Re: aspect-ratio property

On Wed, Oct 6, 2010 at 11:43 AM, Tab Atkins Jr. <jackalmage@gmail.com> wrote:
> So, we talked about aspect-ratio a little while ago.  There was
> general agreement that it sounded like a pretty cool idea, but then
> nobody took it farther, probably because it doesn't have a good home,
> seeing as Box Model 3 is dead at the moment.
>
> I've taken the liberty of drafting up a spec for it, for discussion
> and possible later incorporation into another module -
> <http://www.xanthir.com/:cz9>.
>
> I don't have the language quite right yet, I know.  I want to disallow
> it on table* elements right now, because resolution of it should be up
> to the table-layout algo in play.  Generally, I just want it only
> defined on things in static or positioned flow.  How do I phrase it
> correctly to state that?  I also need to expand my definition of
> "underspecified" to properly handle positioned elements, where
> left/right/top/bottom comes into play as well.

Note: the correct link is now <http://xanthir.com/b4810>.

Fady Samuel has been working on adding this property to WebKit, so I
thought it would be good to revive the discussion.  There are still
some lingering issues I'd like to resolve:

1. I'm still not sure how to resolve the wordsmithing issue in my
original email.

2. The <number> is an open interval, which we consider evil.  However,
it's somewhat unavoidable unless we do something silly like require
the value to be the log of the ratio we want.

dbaron suggested switching this to an explicit ratio with two numbers,
but that doesn't solve the issue at all - now *both* numbers have to
be greater than zero.

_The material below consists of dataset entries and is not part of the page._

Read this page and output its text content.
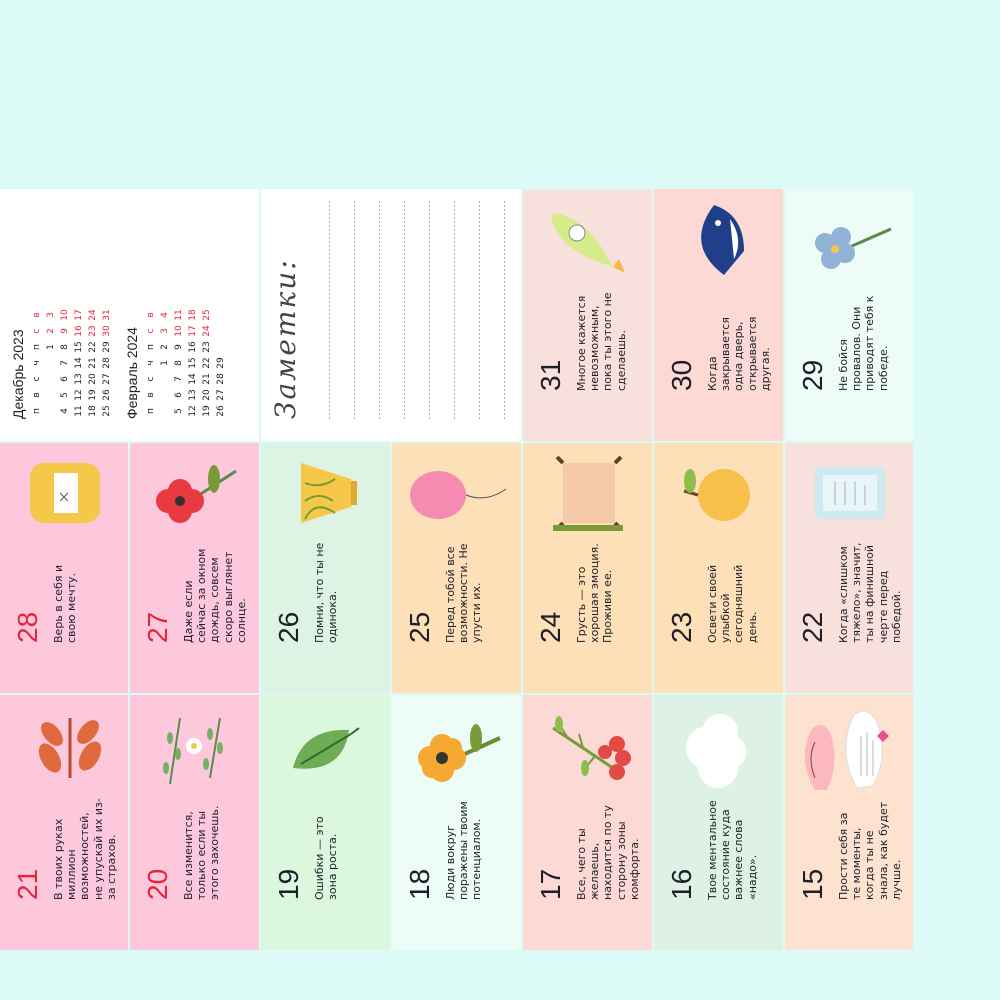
21 В твоих руках миллион возможностей, не упускай их из-за страхов.
28 Верь в себя и свою мечту.
Декабрь 2023 п	в	с	ч	п	с	в
				1	2	3
4	5	6	7	8	9	10
11	12	13	14	15	16	17
18	19	20	21	22	23	24
25	26	27	28	29	30	31
Февраль 2024 п	в	с	ч	п	с	в
			1	2	3	4
5	6	7	8	9	10	11
12	13	14	15	16	17	18
19	20	21	22	23	24	25
26	27	28	29			
20 Все изменится, только если ты этого захочешь.
27 Даже если сейчас за окном дождь, совсем скоро выглянет солнце.
19 Ошибки — это зона роста.
26 Помни, что ты не одинока.
Заметки:
18 Люди вокруг поражены твоим потенциалом.
25 Перед тобой все возможности. Не упусти их.
17 Все, чего ты желаешь, находится по ту сторону зоны комфорта.
24 Грусть — это хорошая эмоция. Проживи ее.
16 Твое ментальное состояние куда важнее слова «надо».
23 Освети своей улыбкой сегодняшний день.
30 Когда закрывается одна дверь, открывается другая.
15 Прости себя за те моменты, когда ты не знала, как будет лучше.
22 Когда «слишком тяжело», значит, ты на финишной черте перед победой.
29 Не бойся провалов. Они приводят тебя к победе.
31 Многое кажется невозможным, пока ты этого не сделаешь.
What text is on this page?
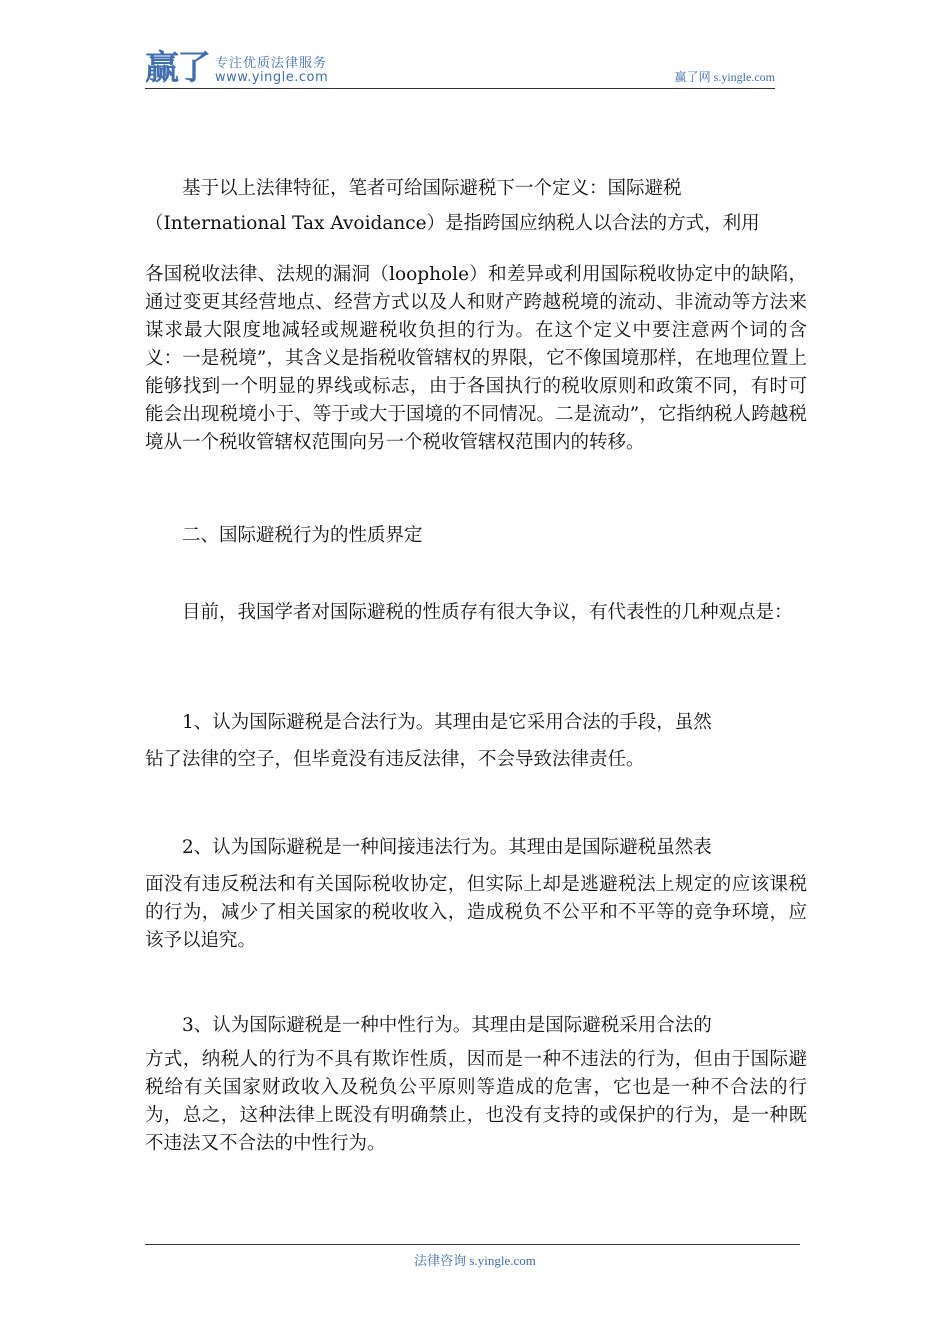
赢了 专注优质法律服务
www.yingle.com	赢了网 s.yingle.com

基于以上法律特征，笔者可给国际避税下一个定义：国际避税

（International Tax Avoidance）是指跨国应纳税人以合法的方式，利用

各国税收法律、法规的漏洞（loophole）和差异或利用国际税收协定中的缺陷，通过变更其经营地点、经营方式以及人和财产跨越税境的流动、非流动等方法来谋求最大限度地减轻或规避税收负担的行为。在这个定义中要注意两个词的含义：一是税境”，其含义是指税收管辖权的界限，它不像国境那样，在地理位置上能够找到一个明显的界线或标志，由于各国执行的税收原则和政策不同，有时可能会出现税境小于、等于或大于国境的不同情况。二是流动”，它指纳税人跨越税境从一个税收管辖权范围向另一个税收管辖权范围内的转移。

二、国际避税行为的性质界定

目前，我国学者对国际避税的性质存有很大争议，有代表性的几种观点是：

1、认为国际避税是合法行为。其理由是它采用合法的手段，虽然

钻了法律的空子，但毕竟没有违反法律，不会导致法律责任。

2、认为国际避税是一种间接违法行为。其理由是国际避税虽然表

面没有违反税法和有关国际税收协定，但实际上却是逃避税法上规定的应该课税的行为，减少了相关国家的税收收入，造成税负不公平和不平等的竞争环境，应该予以追究。

3、认为国际避税是一种中性行为。其理由是国际避税采用合法的

方式，纳税人的行为不具有欺诈性质，因而是一种不违法的行为，但由于国际避税给有关国家财政收入及税负公平原则等造成的危害，它也是一种不合法的行为，总之，这种法律上既没有明确禁止，也没有支持的或保护的行为，是一种既不违法又不合法的中性行为。

法律咨询 s.yingle.com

For example, for "aspect-ratio: 1 .0000001;
width: auto; height: 1px;", the width would get resolved to 1 million
pixels.  As the ratio approaches "1 0", the width approaches infinity.
 The same happens if the first number approaches zero if height is
underspecified instead.

I can resolve this by including zero but making its behavior
discontinuous (probably by saying that "0" is the same as "none").
Thoughts?

3. How should this be interpolated for Transitions/Animations?  Do we
want to make it work like a normal number?  Work in ratio space (if
the number is >1, represent it as "x : 1", if it's <1, represent it as
"1 : 1/x", then interpolate each side)?  Work in log space?  Work in
width/height space instead?  I haven't given this enough thought to
know if any of the preceding are identical, or what each looks like.